The map below (calculated on the Armagh Observatory website) shows all know asteroids in the neighbourhood of the Earth updated to October 08, 2012. The red oval surrounding the earth represents 3.84 million kilometres (projected onto the plane). This is a distance equal to 10 Lunar distances. Any object currently inside this distance will be highlighted in red, in this case 2012 TV & 2012 TC4. Click on the image for a bigger version.

UPDATE - October 16, 2012

Below you can see our image (single 180-second exposure) of 2012 TC4 obtained on October 11 at 21UT, few hours before its close approach. At the moment of the image, the asteroid was of magnitude ~14.4 and moving at ~185"/min. Click on the image for a bigger version.

by Ernesto Guido, Giovanni Sostero, Nick Howes


Anonymous said...

Around what time will be best to see this asteroid via telescope in North West New Jersey?

Team said...

Unfortunately now it's too late to observe it.
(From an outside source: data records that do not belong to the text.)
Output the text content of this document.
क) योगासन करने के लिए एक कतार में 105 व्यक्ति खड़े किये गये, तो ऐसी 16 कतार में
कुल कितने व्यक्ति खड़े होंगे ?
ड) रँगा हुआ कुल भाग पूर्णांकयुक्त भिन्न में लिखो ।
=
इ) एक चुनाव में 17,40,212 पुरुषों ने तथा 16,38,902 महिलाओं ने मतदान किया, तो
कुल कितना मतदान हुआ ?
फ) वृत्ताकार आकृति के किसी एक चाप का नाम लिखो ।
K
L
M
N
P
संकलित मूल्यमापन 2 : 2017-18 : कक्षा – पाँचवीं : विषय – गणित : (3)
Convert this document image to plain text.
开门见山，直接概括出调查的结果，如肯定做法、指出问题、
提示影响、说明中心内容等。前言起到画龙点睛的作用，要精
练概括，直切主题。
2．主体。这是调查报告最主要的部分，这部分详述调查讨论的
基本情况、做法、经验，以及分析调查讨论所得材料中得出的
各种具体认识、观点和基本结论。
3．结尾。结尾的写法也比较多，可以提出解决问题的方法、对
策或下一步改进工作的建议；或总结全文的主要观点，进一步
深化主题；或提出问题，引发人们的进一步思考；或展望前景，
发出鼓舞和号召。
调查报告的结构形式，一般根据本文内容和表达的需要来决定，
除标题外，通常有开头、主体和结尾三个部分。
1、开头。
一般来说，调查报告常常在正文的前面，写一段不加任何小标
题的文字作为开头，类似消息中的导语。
In fact, after the close approach at 0531UT of today, the asteroid is rapidly decreased in brightness and now it is very faint.


Sufian said...

Was it possible to see this asteroid at 5:00am in Australia GMT +10? (2 hours ago).

I caught something shooting across the horizon vertically, here in Australia on camera. I am just trying to figure out if it could have been this asteroid.

Anonymous said...

So, when will this asteroid (or any other of those identified) return? Or, where is any data re: return/frequency/round trip of these NEOs, assuming that they have orbits?